В коридоре она налетела на директора Шушпанова, который как раз выходил из парткома. Она даже не успела как следует испугаться – Шушпанов развернулся, взял ее под руку и повел по коридору навстречу плакату с тремя гигантскими брезгливо-гневными лицами, глядящими из-под строительных касок на корчащегося перед ними поганенького человечка с торчащей из кармана бутылкой.

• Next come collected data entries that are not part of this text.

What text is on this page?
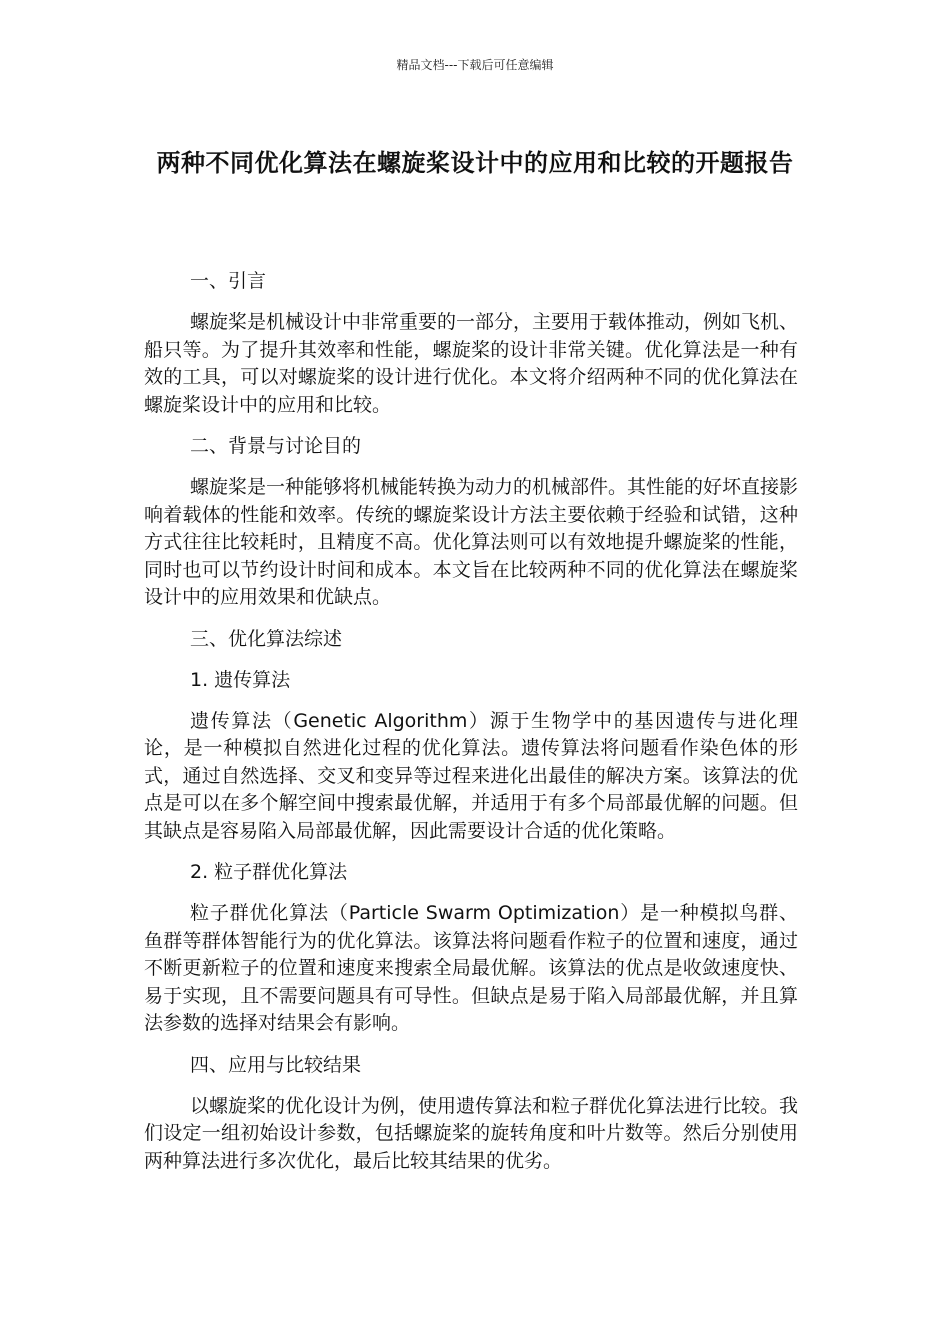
精品文档---下载后可任意编辑
两种不同优化算法在螺旋桨设计中的应用和比较的开题报告
一、引言

螺旋桨是机械设计中非常重要的一部分，主要用于载体推动，例如飞机、船只等。为了提升其效率和性能，螺旋桨的设计非常关键。优化算法是一种有效的工具，可以对螺旋桨的设计进行优化。本文将介绍两种不同的优化算法在螺旋桨设计中的应用和比较。

二、背景与讨论目的

螺旋桨是一种能够将机械能转换为动力的机械部件。其性能的好坏直接影响着载体的性能和效率。传统的螺旋桨设计方法主要依赖于经验和试错，这种方式往往比较耗时，且精度不高。优化算法则可以有效地提升螺旋桨的性能，同时也可以节约设计时间和成本。本文旨在比较两种不同的优化算法在螺旋桨设计中的应用效果和优缺点。

三、优化算法综述
1. 遗传算法

遗传算法（Genetic Algorithm）源于生物学中的基因遗传与进化理论，是一种模拟自然进化过程的优化算法。遗传算法将问题看作染色体的形式，通过自然选择、交叉和变异等过程来进化出最佳的解决方案。该算法的优点是可以在多个解空间中搜索最优解，并适用于有多个局部最优解的问题。但其缺点是容易陷入局部最优解，因此需要设计合适的优化策略。

2. 粒子群优化算法

粒子群优化算法（Particle Swarm Optimization）是一种模拟鸟群、鱼群等群体智能行为的优化算法。该算法将问题看作粒子的位置和速度，通过不断更新粒子的位置和速度来搜索全局最优解。该算法的优点是收敛速度快、易于实现，且不需要问题具有可导性。但缺点是易于陷入局部最优解，并且算法参数的选择对结果会有影响。

四、应用与比较结果

以螺旋桨的优化设计为例，使用遗传算法和粒子群优化算法进行比较。我们设定一组初始设计参数，包括螺旋桨的旋转角度和叶片数等。然后分别使用两种算法进行多次优化，最后比较其结果的优劣。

– Ты сейчас чем занимаешься?
– Я? В цеху была. Два рацпредложения буду оформлять. Только насчет экономического…
– Все бросай, – заговорщически прошептал Шушпанов, – и дуй в библиотеку. Надо срочно стенгазету сделать. Там уже двое сидят – поможешь. Лады?
– Я рисовать не умею.
– Ничего, там раскрашивать нужно. Давай, девка, пулей! – Последние слова Шушпанов произнес так, словно их некоторая грубость искупалась небывалым счастьем, которое свалилось на Любочку в результате его предложения. Она растянула рот в улыбке и ответила:
– Лечу! Только журнал положу.
– Пулей! – на ходу повторил Шушпанов и бодро нырнул в дверь туалета, оставив Любочку наедине с гневом и брезгливостью висящего в тупике плаката.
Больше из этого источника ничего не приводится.